TSMC 2026 Roadmap Reveals A12 (1.2nm), A13 (1.3nm) and N2U Nodes

On April 22, TSMC presented a four‑year roadmap (2026‑2029) at its North America Technology Forum, directly naming the upcoming A12 (1.2 nm) and A13 (1.3 nm) process nodes and introducing a new member of the N2 family, N2U. The most striking claim is that all new nodes through 2029 will be manufactured without the costly High‑NA EUV lithography system.

Strategic shift : Historically, TSMC’s most advanced processes were driven by mobile‑phone requirements—optimizing power, area and cost. The surge in AI, large‑model training, and high‑performance computing (HPC) has outpaced consumer‑device demand. Rather than a single "one‑size‑fits‑all" upgrade path, TSMC now splits its advanced node development into two parallel tracks:

Mobile track : Annual node refresh, emphasizing stability, cost‑effectiveness, and compatibility ("steady, cheap, fast iteration").

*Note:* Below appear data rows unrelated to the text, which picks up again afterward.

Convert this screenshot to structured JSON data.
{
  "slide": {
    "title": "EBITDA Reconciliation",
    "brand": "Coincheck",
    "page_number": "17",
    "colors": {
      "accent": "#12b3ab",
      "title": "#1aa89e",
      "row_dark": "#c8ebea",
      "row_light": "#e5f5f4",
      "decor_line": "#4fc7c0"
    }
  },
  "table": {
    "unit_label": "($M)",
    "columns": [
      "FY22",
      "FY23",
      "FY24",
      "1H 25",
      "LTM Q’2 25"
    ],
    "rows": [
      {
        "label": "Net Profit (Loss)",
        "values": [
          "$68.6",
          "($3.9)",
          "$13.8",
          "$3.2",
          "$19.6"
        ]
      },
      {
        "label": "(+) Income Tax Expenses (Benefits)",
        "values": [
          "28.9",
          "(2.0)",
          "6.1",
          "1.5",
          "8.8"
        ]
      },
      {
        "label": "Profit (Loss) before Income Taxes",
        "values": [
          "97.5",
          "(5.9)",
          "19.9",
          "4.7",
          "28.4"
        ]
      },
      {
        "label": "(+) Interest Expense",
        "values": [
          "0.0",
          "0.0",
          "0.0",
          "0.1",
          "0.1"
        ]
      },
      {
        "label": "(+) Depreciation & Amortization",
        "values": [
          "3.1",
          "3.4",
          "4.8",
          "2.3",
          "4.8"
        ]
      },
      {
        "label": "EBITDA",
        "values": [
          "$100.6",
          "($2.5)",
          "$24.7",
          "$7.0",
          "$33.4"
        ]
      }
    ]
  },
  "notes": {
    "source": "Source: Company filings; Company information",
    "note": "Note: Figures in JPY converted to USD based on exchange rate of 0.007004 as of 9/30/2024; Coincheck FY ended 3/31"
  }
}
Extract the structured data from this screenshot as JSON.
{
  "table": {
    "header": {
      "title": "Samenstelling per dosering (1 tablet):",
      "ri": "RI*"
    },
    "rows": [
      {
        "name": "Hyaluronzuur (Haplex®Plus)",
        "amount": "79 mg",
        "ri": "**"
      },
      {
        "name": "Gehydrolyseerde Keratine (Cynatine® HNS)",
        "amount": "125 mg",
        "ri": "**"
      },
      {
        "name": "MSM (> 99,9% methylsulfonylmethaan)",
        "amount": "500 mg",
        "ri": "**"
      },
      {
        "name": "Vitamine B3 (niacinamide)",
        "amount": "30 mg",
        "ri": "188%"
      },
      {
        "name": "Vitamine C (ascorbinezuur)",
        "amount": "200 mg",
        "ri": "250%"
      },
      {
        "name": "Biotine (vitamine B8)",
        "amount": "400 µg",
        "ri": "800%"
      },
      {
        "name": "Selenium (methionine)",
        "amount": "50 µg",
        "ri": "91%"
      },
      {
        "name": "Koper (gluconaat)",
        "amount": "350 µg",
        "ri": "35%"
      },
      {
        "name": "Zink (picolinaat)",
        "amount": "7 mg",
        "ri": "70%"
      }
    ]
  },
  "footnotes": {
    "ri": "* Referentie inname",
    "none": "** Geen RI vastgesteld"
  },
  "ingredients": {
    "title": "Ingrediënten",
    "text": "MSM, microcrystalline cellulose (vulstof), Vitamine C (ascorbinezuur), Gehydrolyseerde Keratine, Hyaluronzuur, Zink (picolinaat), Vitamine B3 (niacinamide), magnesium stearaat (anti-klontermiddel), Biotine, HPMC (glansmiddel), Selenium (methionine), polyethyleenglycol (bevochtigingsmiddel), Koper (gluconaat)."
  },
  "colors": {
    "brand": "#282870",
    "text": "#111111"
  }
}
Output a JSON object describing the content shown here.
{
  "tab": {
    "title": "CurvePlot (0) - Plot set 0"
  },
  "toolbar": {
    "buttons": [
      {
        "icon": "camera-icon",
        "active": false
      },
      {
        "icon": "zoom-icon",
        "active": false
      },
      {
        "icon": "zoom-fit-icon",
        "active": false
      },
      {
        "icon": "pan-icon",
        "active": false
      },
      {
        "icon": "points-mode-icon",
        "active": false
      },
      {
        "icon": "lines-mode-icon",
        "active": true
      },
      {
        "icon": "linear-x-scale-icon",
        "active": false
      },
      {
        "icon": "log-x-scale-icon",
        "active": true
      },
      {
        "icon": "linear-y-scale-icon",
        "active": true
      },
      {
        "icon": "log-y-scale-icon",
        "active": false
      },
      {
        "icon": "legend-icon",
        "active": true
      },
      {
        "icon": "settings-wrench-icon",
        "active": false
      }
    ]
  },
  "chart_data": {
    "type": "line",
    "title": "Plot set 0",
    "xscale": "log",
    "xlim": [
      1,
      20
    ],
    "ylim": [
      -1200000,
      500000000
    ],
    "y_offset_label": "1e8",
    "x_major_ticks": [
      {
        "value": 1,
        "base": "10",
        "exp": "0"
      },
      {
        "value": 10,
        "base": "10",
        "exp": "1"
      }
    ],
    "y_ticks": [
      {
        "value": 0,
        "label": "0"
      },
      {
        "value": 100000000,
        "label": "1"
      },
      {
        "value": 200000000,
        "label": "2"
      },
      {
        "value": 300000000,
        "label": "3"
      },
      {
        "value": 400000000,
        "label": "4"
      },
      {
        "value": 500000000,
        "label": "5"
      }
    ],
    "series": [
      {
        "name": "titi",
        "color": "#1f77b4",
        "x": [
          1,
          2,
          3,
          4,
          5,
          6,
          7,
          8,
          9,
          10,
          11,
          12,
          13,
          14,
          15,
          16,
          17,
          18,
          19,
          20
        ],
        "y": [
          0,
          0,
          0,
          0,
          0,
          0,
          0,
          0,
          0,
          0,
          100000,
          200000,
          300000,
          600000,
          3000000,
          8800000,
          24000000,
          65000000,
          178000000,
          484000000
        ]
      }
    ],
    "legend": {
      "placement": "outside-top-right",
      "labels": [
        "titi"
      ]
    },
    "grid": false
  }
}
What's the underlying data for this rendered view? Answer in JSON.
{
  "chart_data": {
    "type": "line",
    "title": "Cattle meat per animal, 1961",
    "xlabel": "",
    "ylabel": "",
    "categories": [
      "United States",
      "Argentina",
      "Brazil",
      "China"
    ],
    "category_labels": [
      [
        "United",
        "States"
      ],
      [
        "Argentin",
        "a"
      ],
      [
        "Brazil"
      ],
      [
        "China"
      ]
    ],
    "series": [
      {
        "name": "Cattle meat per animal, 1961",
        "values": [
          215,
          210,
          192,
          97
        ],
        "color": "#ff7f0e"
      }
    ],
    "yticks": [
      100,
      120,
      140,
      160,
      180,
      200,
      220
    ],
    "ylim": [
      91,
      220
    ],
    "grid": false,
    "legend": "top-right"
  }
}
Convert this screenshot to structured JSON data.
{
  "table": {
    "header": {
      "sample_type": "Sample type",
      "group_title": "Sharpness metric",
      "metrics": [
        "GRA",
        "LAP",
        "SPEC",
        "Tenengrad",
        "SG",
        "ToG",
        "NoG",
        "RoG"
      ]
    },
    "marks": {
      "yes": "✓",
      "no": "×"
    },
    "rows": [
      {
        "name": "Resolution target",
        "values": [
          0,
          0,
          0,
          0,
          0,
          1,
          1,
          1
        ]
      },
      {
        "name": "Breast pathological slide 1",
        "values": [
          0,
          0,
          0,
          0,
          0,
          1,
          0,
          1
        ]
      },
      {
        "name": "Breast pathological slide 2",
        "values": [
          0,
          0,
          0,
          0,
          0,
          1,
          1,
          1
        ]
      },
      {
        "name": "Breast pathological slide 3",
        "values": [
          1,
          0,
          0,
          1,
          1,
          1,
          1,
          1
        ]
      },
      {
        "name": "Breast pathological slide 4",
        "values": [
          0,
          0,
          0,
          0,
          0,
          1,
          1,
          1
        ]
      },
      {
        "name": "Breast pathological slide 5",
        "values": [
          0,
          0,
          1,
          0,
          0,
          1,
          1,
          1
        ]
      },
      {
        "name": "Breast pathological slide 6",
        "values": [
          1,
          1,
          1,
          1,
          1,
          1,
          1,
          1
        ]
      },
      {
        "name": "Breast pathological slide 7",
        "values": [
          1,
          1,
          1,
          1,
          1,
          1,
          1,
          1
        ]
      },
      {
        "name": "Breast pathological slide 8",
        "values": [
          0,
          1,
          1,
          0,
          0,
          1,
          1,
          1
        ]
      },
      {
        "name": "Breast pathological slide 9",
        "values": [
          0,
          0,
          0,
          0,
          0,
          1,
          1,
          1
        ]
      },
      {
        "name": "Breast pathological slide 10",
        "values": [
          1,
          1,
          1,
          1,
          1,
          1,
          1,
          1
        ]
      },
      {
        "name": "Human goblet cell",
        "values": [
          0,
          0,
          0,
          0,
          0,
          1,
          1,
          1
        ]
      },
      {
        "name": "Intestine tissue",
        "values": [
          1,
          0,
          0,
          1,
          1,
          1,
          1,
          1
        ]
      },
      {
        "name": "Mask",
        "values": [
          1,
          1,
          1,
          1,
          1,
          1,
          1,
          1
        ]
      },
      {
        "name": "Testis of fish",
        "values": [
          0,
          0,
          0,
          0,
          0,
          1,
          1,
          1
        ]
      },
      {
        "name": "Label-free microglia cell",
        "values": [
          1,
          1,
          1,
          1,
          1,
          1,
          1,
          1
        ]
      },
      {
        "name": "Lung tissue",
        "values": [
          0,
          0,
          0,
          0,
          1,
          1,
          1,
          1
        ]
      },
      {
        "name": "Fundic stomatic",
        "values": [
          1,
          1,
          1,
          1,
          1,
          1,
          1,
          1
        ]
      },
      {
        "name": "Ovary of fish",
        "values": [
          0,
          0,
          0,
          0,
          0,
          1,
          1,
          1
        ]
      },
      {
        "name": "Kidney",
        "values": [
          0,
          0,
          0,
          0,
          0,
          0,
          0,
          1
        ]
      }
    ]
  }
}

AI/HPC track : Biennial node refresh, prioritizing maximum performance regardless of cost ("strong, extreme, no limits").

For the mobile‑oriented track, the roadmap stresses "stability, cost, compatibility". All nodes—N2, N2P, the newly announced N2U, and the upcoming A14 (2028) and A13 (2029)—focus on IP reuse and design compatibility, delivering incremental energy‑efficiency gains with minimal design changes.

N2U details : Marketed as an "extended‑life" version of the N2 family, N2U offers 3‑4 % higher performance at the same power, 8‑10 % lower power at the same speed, and a 2‑3 % increase in logic density. Customers can adopt N2U without redesigning their chips, making it ideal for mid‑range product cycles.

A13 vs. A14 : A13 is described as a "refined" version of A14, using optical shrink to reduce chip area by about 6 %, with modest gains in density and energy efficiency while remaining fully compatible with existing IP, thus protecting earlier investments.

AI/HPC extreme‑performance lane : The upcoming A16 node will be the first to use the SPR (Super Power Rail) that moves the power delivery network to the backside of the die, freeing the front side for signal routing and solving the "power‑delivery bottleneck" of large‑scale AI chips.

Production timelines have been adjusted: the originally planned 2026 mass production of A16 is now pushed to large‑scale volume in 2027, aligning better with customer product cycles. The roadmap culminates in 2029 with the A12 node (1.2 nm), featuring second‑generation GAA nanosheets and NanoFlex Pro technology that simultaneously shrinks front‑ and backside dimensions, delivering a leap in performance, density, and power across all nodes and directly challenging the advantage gap between A14 and N2.

High‑NA EUV stance : TSMC explicitly stated that it will not adopt High‑NA EUV equipment—costing close to $400 million per unit—through 2029. Executives emphasized that continued improvements in conventional EUV, DTCO (Design‑Technology Co‑Optimization), optical shrink, and architectural tweaks are sufficient to sustain scaling without the heavy cost burden.

The overall narrative shows TSMC’s clear industry judgment: AI is the foundational workload, not a fleeting trend, and advanced processes will be supplied on a demand‑driven basis. Mobile chips continue to prioritize stability and cost, while AI/HPC chips chase raw performance, allowing TSMC to maintain its foundry leadership across both markets.